I am confident that my repeated insistence that Jack's regular fevers weren't the same virus on loop was what finally led to the discovery that he actually had PFAPA, a febrile disorder marked my regular bouts of high fever and swollen tonsils. It was a breeze to treat WHEN we knew what it was. Before that, he was missing a week of school every five weeks and sick as a dog during those absences; often he had fever-induced night terrors. Once we started him on the medicine, old-school cimetidine by the way (a basic stomach acid reducer that is super-safe for pretty much anyone to take), Jack was never sick again and finally outgrew the syndrome.
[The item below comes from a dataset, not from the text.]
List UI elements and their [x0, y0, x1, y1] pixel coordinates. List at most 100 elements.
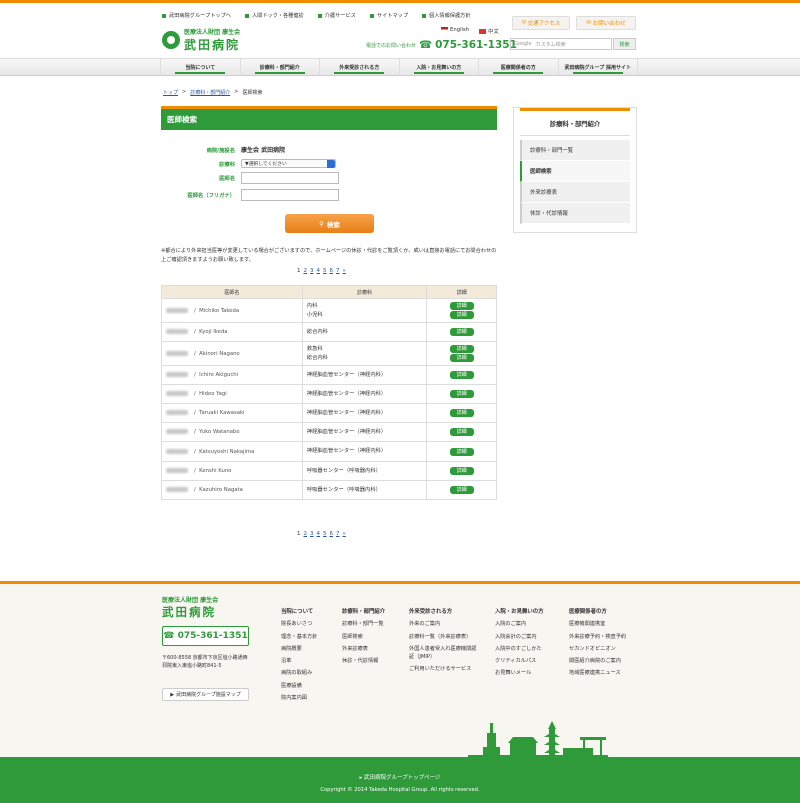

My plea to you is to get your annual exams, know your body and your history, write it all down, and advocate for yourself and your health.

  • See the dentist at least once a year. In the meantime, floss every day. Every day!
  • Get your annual physical without fail.
  • Ladies, get your annual or biannual gynecological exams. Ovarian cancer is a mean, stealthy beast that often slinks in without symptomology. HPV is about as common as the common cold and is linked to cervical cancer. Find out what you have, if you have something, and treat it!
  • Ladies, I also want you to take care of your breasts. Do self exams, get mammograms when you come of age.
  • Men, if you have a family history of prostate cancer or any symptoms suggested prostate trouble, get your prostate checked. Come on, guys! You also need annual physicals, and watch your blood pressure and cholesterol which are, according to a doctor friend of mine, the big issues for men in their 40s and 50s. Please see the comment from DrBabs below for helpful links!
  • You should also get an annual skin check and in the interim periods check your own skin and wear sunscreen daily. I am an insanely freckly person so it's especially important to be vigilant. I've had moles removed from my back and foot and have a great relationship with the irregularly-shaped and colored moles on my shoulders and chest. Skin cancer is not to be trifled with.
  • Do NOT ignore your mental health. Anxiety and depression are real and do not in any way mean you are weak. They can be treated and should be. Therapy is a gift and in my opinion should be something everyone does. We're all human, people, and even those who lucked out in the family department have shit to deal with.
  • Eat cleanly and exercise. I eat butter and olive oil and full fat cheese and a bit of dessert every single day. By eating cleanly, I mean Eat Real. Avoid processed shit, diet stuff, things with infinite shelf-lives, and too much sugar. 
    We all need regular exercise, but ladies, as we age, it is especially important that we do weight-bearing and balance exercises. We lose bone mass as we grow older, and weight-training and core strength will help us keep our bones strong AND avoid dangerous falls.

Most insurance covers all above-mentioned tests because they count as preventive care. 

It might seem scary to venture into unknown lands where you could discover something ugly. But I believe that it's better to know as early as possible so that any needed treatment can start pronto. 

Go forth, know yourself, love yourself, care for yourself. Encourage others to do the same!